The Music Museum has been closed due to renovations and additions. Museum officials said the results were worth the wait.
“It’s the Disneyland of museums,” said Scott Lawrence, with the National Music Museum’s board of trustees.
Work to revamp the National Music Museum cost around $11 million, all raised by the museum’s board of directors. Scott Lawrence with the museum’s board of trustees says the upgrades were much needed.
“There’s the old Carnegie library and we renovated that building, totally brought it back to its original state and then we added on the Little Bridge wing which is the new addition to the west side. And then phase two was working on new exhibition design,” said Lawrence.
The museum has seven new galleries filled to the brim with roughly 15,000 instruments.
“People often equate the word museum with old, dusty, and boring and I can tell you this is far from old, dusty, and boring. its instruments combined with world and how music has shaped the business world, how it shaped religion, how it shaped cultures. And the instruments are all woven into stories and interactive videos and those kinds of things that really explain, here’s the instrument and here’s how it’s had an impact on our lives,” said Lawrence.

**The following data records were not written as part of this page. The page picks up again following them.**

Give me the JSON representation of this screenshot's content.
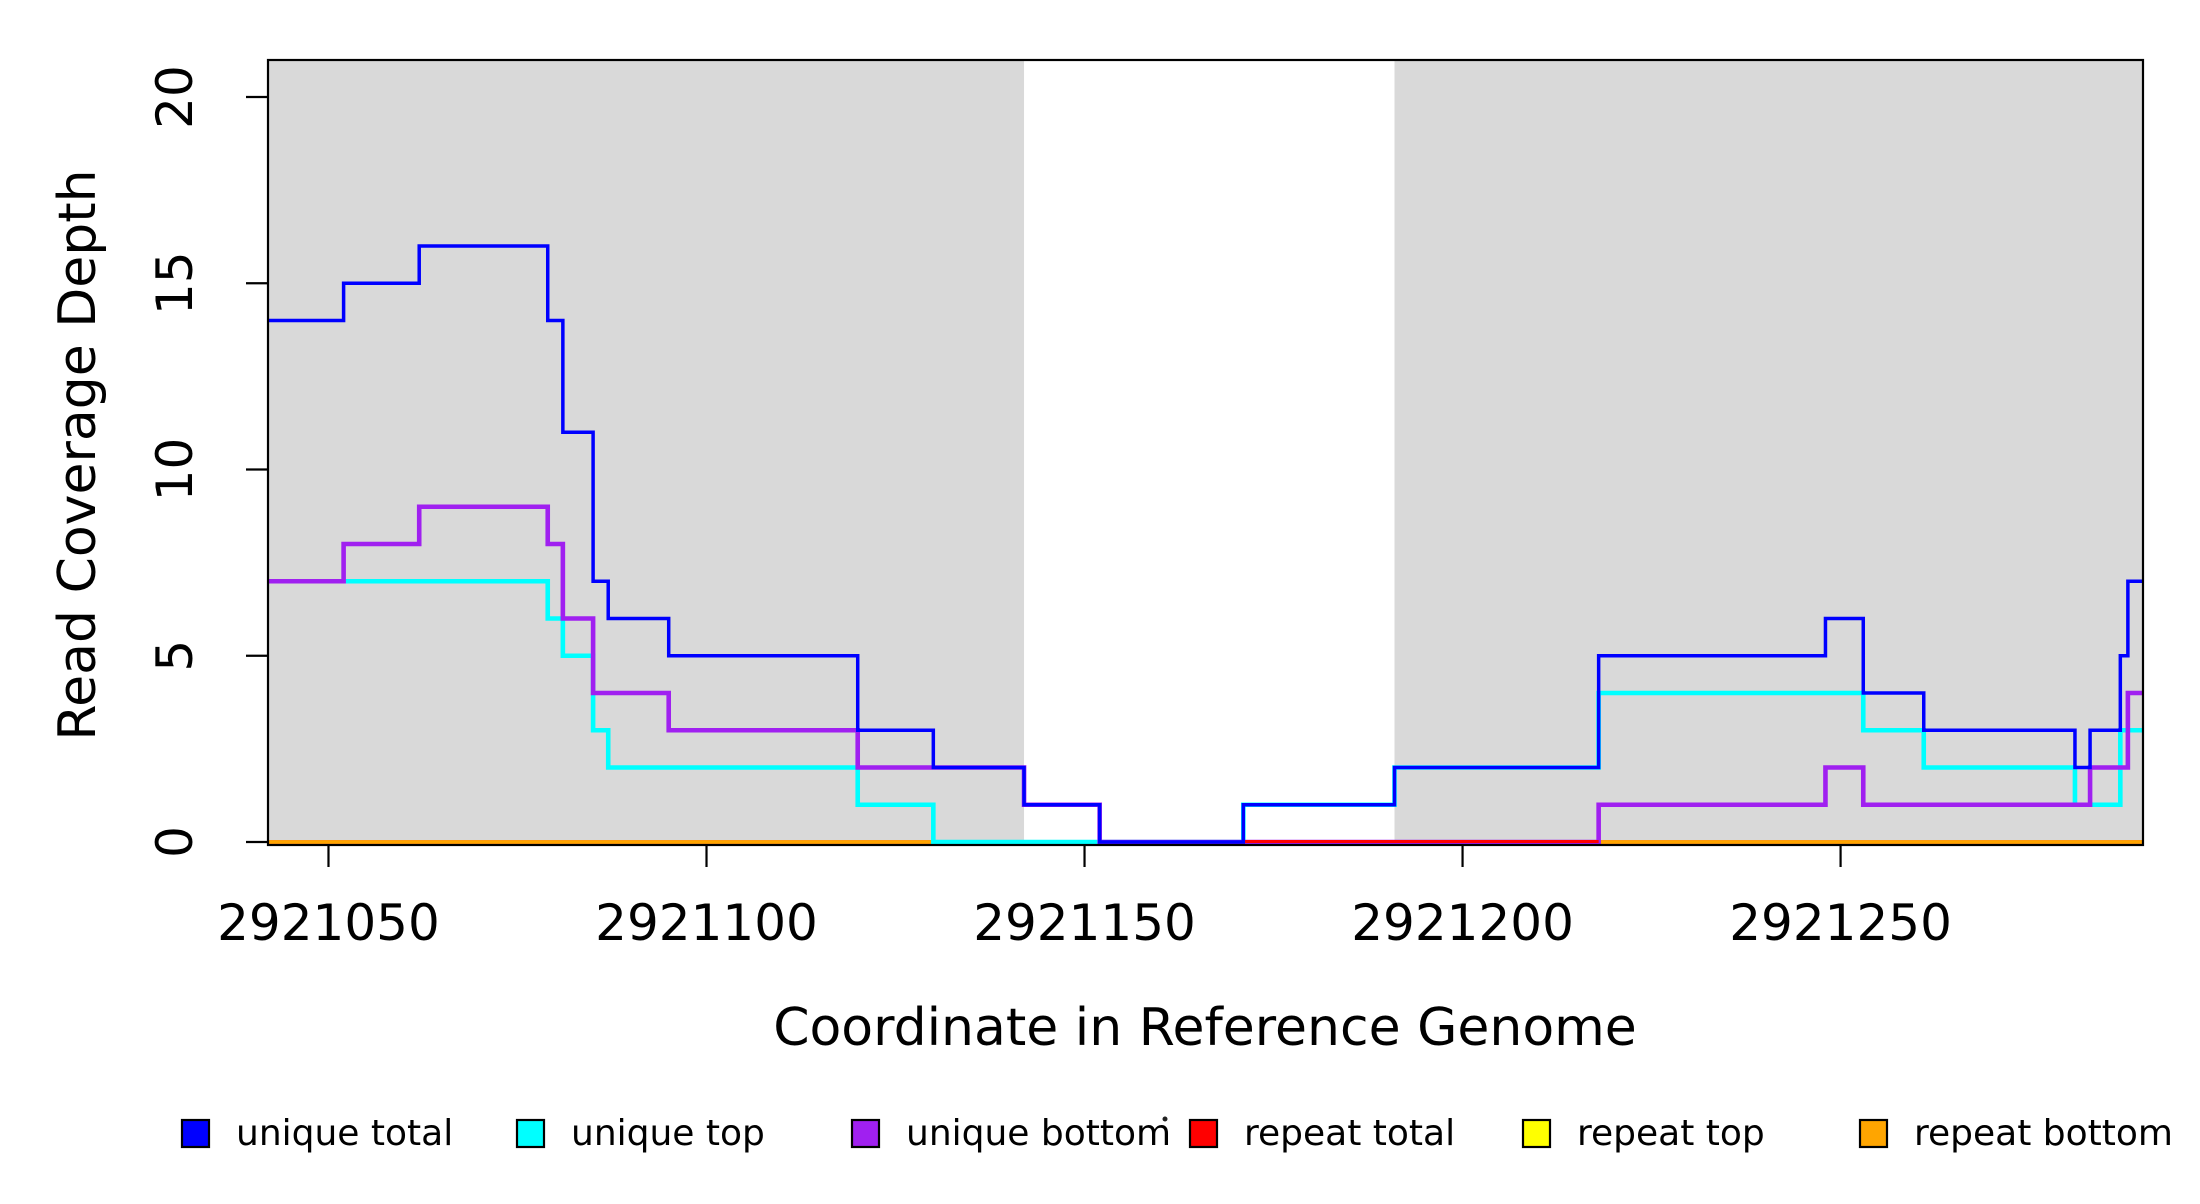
{
  "chart_data": {
    "type": "line",
    "subtype": "step-coverage-plot",
    "title": "",
    "xlabel": "Coordinate in Reference Genome",
    "ylabel": "Read Coverage Depth",
    "x_range": [
      2921042,
      2921290
    ],
    "y_range": [
      0,
      21
    ],
    "grid": false,
    "x_ticks": [
      2921050,
      2921100,
      2921150,
      2921200,
      2921250
    ],
    "y_ticks": [
      0,
      5,
      10,
      15,
      20
    ],
    "shade_color": "#d9d9d9",
    "shaded_regions": [
      {
        "name": "left-gray-region",
        "start": 2921042,
        "end": 2921142
      },
      {
        "name": "right-gray-region",
        "start": 2921191,
        "end": 2921290
      }
    ],
    "series": [
      {
        "name": "unique total",
        "color": "#0000ff",
        "steps": [
          [
            2921042,
            14
          ],
          [
            2921052,
            15
          ],
          [
            2921062,
            16
          ],
          [
            2921079,
            14
          ],
          [
            2921081,
            11
          ],
          [
            2921085,
            7
          ],
          [
            2921087,
            6
          ],
          [
            2921095,
            5
          ],
          [
            2921120,
            3
          ],
          [
            2921130,
            2
          ],
          [
            2921142,
            1
          ],
          [
            2921152,
            0
          ],
          [
            2921171,
            1
          ],
          [
            2921191,
            2
          ],
          [
            2921218,
            5
          ],
          [
            2921248,
            6
          ],
          [
            2921253,
            4
          ],
          [
            2921261,
            3
          ],
          [
            2921281,
            2
          ],
          [
            2921283,
            3
          ],
          [
            2921287,
            5
          ],
          [
            2921288,
            7
          ],
          [
            2921290,
            7
          ]
        ]
      },
      {
        "name": "unique top",
        "color": "#00ffff",
        "steps": [
          [
            2921042,
            7
          ],
          [
            2921079,
            6
          ],
          [
            2921081,
            5
          ],
          [
            2921085,
            3
          ],
          [
            2921087,
            2
          ],
          [
            2921120,
            1
          ],
          [
            2921130,
            0
          ],
          [
            2921171,
            1
          ],
          [
            2921191,
            2
          ],
          [
            2921218,
            4
          ],
          [
            2921253,
            3
          ],
          [
            2921261,
            2
          ],
          [
            2921281,
            1
          ],
          [
            2921287,
            3
          ],
          [
            2921290,
            3
          ]
        ]
      },
      {
        "name": "unique bottom",
        "color": "#a020f0",
        "steps": [
          [
            2921042,
            7
          ],
          [
            2921052,
            8
          ],
          [
            2921062,
            9
          ],
          [
            2921079,
            8
          ],
          [
            2921081,
            6
          ],
          [
            2921085,
            4
          ],
          [
            2921095,
            3
          ],
          [
            2921120,
            2
          ],
          [
            2921142,
            1
          ],
          [
            2921152,
            0
          ],
          [
            2921218,
            1
          ],
          [
            2921248,
            2
          ],
          [
            2921253,
            1
          ],
          [
            2921283,
            2
          ],
          [
            2921288,
            4
          ],
          [
            2921290,
            4
          ]
        ]
      },
      {
        "name": "repeat total",
        "color": "#ff0000",
        "steps": [
          [
            2921042,
            0
          ],
          [
            2921290,
            0
          ]
        ]
      },
      {
        "name": "repeat top",
        "color": "#ffff00",
        "steps": [
          [
            2921042,
            0
          ],
          [
            2921290,
            0
          ]
        ]
      },
      {
        "name": "repeat bottom",
        "color": "#ffa500",
        "steps": [
          [
            2921042,
            0
          ],
          [
            2921290,
            0
          ]
        ]
      }
    ],
    "baseline_overlay": {
      "name": "repeat total visible segment",
      "color": "#ff0000",
      "start": 2921171,
      "end": 2921218,
      "value": 0
    },
    "legend": {
      "position": "bottom",
      "entries": [
        "unique total",
        "unique top",
        "unique bottom",
        "repeat total",
        "repeat top",
        "repeat bottom"
      ],
      "stray_dot": "·"
    }
  }
}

Tom Sorensen is a Vermillion native that’s been involved with music his entire life and used to attend the museum frequently before it temporarily closed. Sorensen says he loves the changes and additions.
“They did a fabulous job, rather than having to go to a room that has everything of one instrument and a room that has everything of another, they’re all mixed together or they’re in a passage way on the way to the next room,” said Tom Sorensen, an attendee of the National Music Museum.
Improvements for the museum aren’t over. Lawrence told KCAU they’re moving onto phase three of the project which sees renovations to the top floor. Expected to be done sometime in 2024.